Le gros plan de la télévision ou de la vidéo est bien sûr incontournable, comme jadis la tribune de l’assemblée ou celle du journal, puisque le moyen le plus efficace et le plus rapide de s’adresser à ceux qui vous éliront – ou pas. Il humanise mais donc désinstitutionnalise. Ce n’est plus une fonction incarnée que l’on a en face de soi, avec ses oripeaux, discours préparé, lu ou récité, mais une personne de chair et d’os, comme nous, qui engage une conversation et plus celle-ci sera naturelle, meilleure elle sera. « L’autorité ne va pas sans prestige, et le prestige sans distance », selon le mot gaullien canonique. Avec la proximité, la distance s’amenuise et le prestige diminue d’autant. On pourrait ainsi distinguer le politique en majesté, De Gaulle et encore Pompidou, qui théâtralisent leurs interventions à la télévision, notamment lors des conférences de presse ; le politique en séduction, Giscard et Mitterrand, qui s’expose à la proximité mais parvient à conserver ses distances ; puis le Politique de proximité, descendu du piédestal, sous vidéo surveillance, dont l’autorité va en s’amenuisant. Car la proximité télévisuelle porte en elle le soupçon du mensonge ou de la tartufferie. Vous manifestez que vous êtes d’abord une personne, avant d’être une fonction ou des idées, cela ne peut qu’exciter notre curiosité – ou notre envie. Votre charisme ou votre aisance ne seraient-ils pas une imposture et votre supériorité résiduelle, qui vous fait passer dans le poste, la dissimulation d’un bateleur peu scrupuleux ? Soit vous n’êtes pas celui que vous prétendez, et vous êtes un Tartuffe, soit vous l’êtes vraiment, mais alors vous êtes aussi « normal » que nous, et n’avez donc guère de titre à nous diriger. Tel est le piège de la vidéo, dont il n’est pas facile de sortir.

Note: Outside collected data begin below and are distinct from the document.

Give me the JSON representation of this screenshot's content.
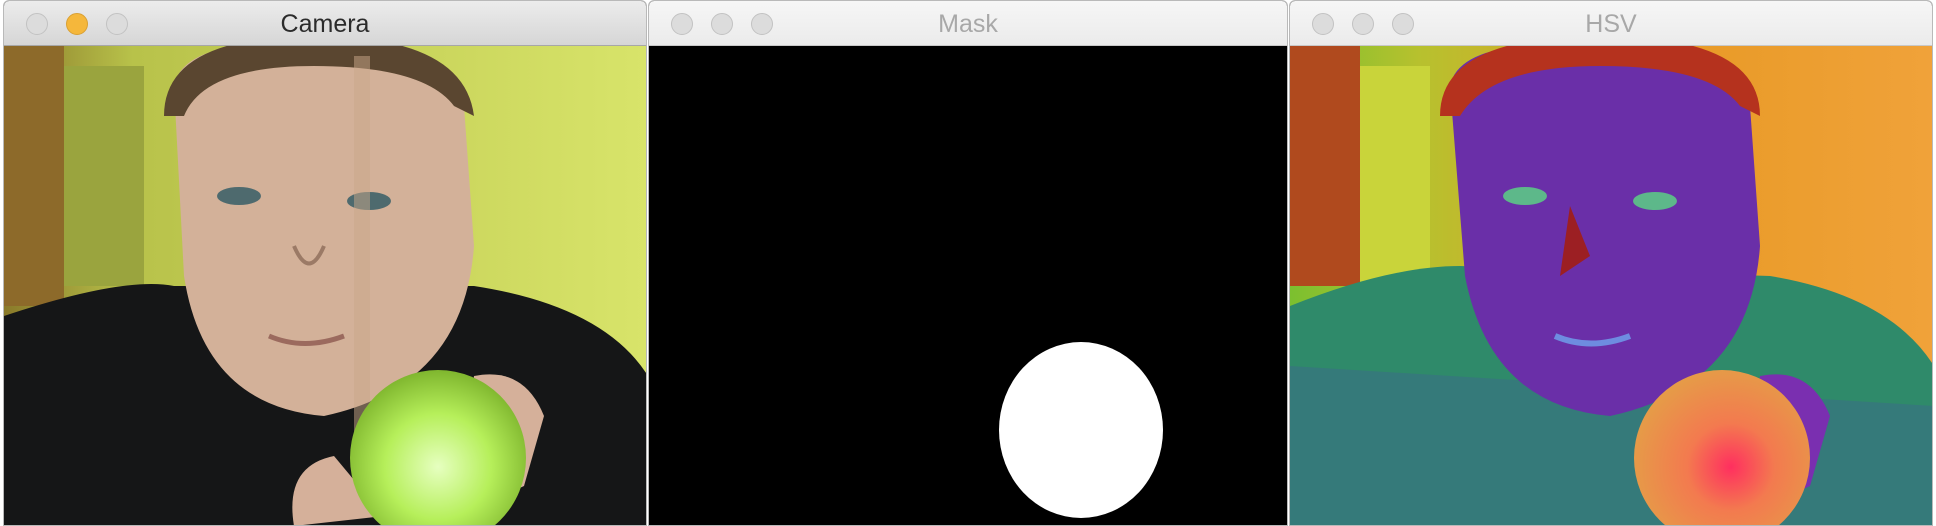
{
  "windows": {
    "camera": {
      "title": "Camera"
    },
    "mask": {
      "title": "Mask"
    },
    "hsv": {
      "title": "HSV"
    }
  },
  "colors": {
    "ball_camera": "#b6ef5a",
    "ball_hsv": "#f37a4f",
    "mask_background": "#000000",
    "mask_blob": "#ffffff",
    "minimize_active": "#f5b73b"
  }
}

Il y en a un autre, celui du numérique, qui démultiplie le premier. Mille fois a été souligné l’affaissement des frontières entre le public et le privé, le professionnel et le personnel, la vie sociale et l’intime, que porte en elle l’expression numérique. L’incitation à s’exprimer, pour obtenir likes et retweets, ces caresses de l’amour propre, peut aller jusqu’à l’ivresse, celle qui vous fait tout mélanger ou bien déraper. Se perdre pour un (plus ou moins) bon mot n’a jamais été si facile.

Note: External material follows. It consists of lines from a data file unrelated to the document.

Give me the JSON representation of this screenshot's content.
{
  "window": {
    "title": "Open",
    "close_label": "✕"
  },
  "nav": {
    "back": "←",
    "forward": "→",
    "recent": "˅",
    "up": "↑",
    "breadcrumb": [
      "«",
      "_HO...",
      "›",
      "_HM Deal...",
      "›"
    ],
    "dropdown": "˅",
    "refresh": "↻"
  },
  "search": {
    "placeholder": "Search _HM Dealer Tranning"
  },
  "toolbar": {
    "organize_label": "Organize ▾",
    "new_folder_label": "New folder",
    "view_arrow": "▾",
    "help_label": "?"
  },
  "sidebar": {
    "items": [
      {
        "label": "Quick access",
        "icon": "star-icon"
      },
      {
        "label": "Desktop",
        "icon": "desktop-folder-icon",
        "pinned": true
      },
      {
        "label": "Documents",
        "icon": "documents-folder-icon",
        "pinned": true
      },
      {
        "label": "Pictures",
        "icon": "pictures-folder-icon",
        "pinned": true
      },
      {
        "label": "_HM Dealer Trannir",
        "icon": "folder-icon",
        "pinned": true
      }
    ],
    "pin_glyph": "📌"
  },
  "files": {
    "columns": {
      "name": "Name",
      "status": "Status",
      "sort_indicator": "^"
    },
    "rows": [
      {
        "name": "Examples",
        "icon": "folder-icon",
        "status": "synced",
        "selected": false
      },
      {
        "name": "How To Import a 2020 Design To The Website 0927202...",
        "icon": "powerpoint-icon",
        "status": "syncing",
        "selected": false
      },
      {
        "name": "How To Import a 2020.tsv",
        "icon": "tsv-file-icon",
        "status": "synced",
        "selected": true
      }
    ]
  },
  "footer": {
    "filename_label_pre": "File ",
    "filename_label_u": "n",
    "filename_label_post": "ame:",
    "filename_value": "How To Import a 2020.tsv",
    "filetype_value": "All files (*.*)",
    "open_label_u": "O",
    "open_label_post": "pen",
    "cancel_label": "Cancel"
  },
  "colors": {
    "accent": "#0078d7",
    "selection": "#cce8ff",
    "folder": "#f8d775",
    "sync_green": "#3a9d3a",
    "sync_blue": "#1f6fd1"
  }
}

Avez-vous une identité digitale ? Êtes-vous présent sur les réseaux sociaux ? Non ? Alors, vous êtes de l’Ancien Monde, mon vieux. Vous y êtes ? Voyons ce que vous dites et qui vous êtes vraiment, que vous pourriez chercher à nous dissimuler… Vous aurez bien commis une imprudence qui trahira vos préférences, politiques, religieuses, sexuelles. Ou bien vos phobies, votre irrévérence, votre manque de loyauté ou de discrétion. Injonction paradoxale du digital qui fait des caractéristiques privées des qualités ou défauts publics et qui rejoint ainsi le piège de la vidéo. On attend avec impatience des coaches de vie digitale. Voilà le politique jaugé à l’aune de sa biographie personnelle autant que politique et de ses traces numériques. Comme un candidat à un entretien d’embauche – il y eut d’ailleurs, pendant la présidentielle, une émission d’interview qui s’appelait ainsi, sur une chaine d’info continue…

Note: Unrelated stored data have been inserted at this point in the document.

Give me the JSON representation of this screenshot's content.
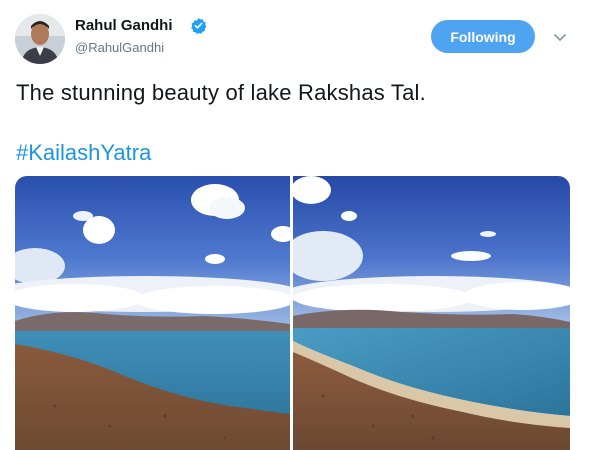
{
  "tweet": {
    "author_name": "Rahul Gandhi",
    "author_handle": "@RahulGandhi",
    "verified": true,
    "follow_button_label": "Following",
    "text": "The stunning beauty of lake Rakshas Tal.",
    "hashtag": "#KailashYatra",
    "photos": [
      {
        "subject": "lake-landscape-left"
      },
      {
        "subject": "lake-landscape-right"
      }
    ]
  },
  "colors": {
    "accent": "#4ea4f0",
    "link": "#1b95e0",
    "secondary_text": "#657786"
  },
  "icons": {
    "verified": "verified-badge-icon",
    "menu": "chevron-down-icon"
  }
}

Si vous n’êtes ni à l’écran ni sur le réseau, vous n’êtes pas visible. La lutte pour la visibilité, c’est une façon, des plus indispensables aujourd’hui, d’échapper à l’obscurité. Mais la reconnaissance de la visibilité a pour contrepartie la possibilité de l’enquête, sous la forme d’une simple requête Google. Pour être visible en haut du cocotier, soyez exemplaire, sinon les jaloux se chargeront de vous. D’autant que depuis des lustres, il était entendu que « seuls les écrits restent », alors que l’oral s’envole et s’oublie. C’est désormais l’image-son qui demeure pour l’éternité numérique, téléchargeable et googelisable à merci, partageable à tout instant, alors que l’écrit s’efface, voué à la critique rongeuse des souris. Et s’il ne s’oublie pas, il n’en restera qu’une phrase ou quelques mots, sortis de leur contexte, de leur paragraphe ou de leur page, sous forme d’un son ou bien d’un visuel. La mémoire numérique, la numérisation du monde sont de formidables détecteurs de mensonge et d’incohérences, mais aussi de remontée douteuse. La publication par le Washington Post, à quelques semaines à peine du scrutin américain, d’une vidéo vieille de dix ans, enregistrée à son insu, où Donald Trump conversait de façon fort peu élégante de son rapport aux femmes, fut sans doute aux yeux de ses adversaires, l’arme fatale qui devait ruiner ses chances… Dix ans après, une discussion privée, de « vestiaires », devient un argument public dans la plus grande élection du monde occidental.
La vidéo et le numérique induisent l’individualisation des autorités et la dé-symbolisation des fonctions et des institutions. Ces médiums sont un message, celui de la (con)fusion de la personne privée et publique, la première valant réalité et sincérité, gage de la seconde. Des deux corps du Roi de Kantorowicz, celui de chair et d’os, de voix et de corps, prime sur l’autre, le corps symbolique. « Il n’y a pas de Charles », écrivait Malraux à propos de De Gaulle. Celui-ci habitait toujours son mythe, son personnage, dont il parle à la troisième personne dans ses Mémoires de guerre. Il y a désormais des Nicolas, François et Emmanuel, c’est à dire des individus qui brouillent l’incarnation symbolique de la fonction. Et quoi de plus vulnérable et mortel, qu’un individu « normal » de qui on exigera d’autant plus facilement des comptes ?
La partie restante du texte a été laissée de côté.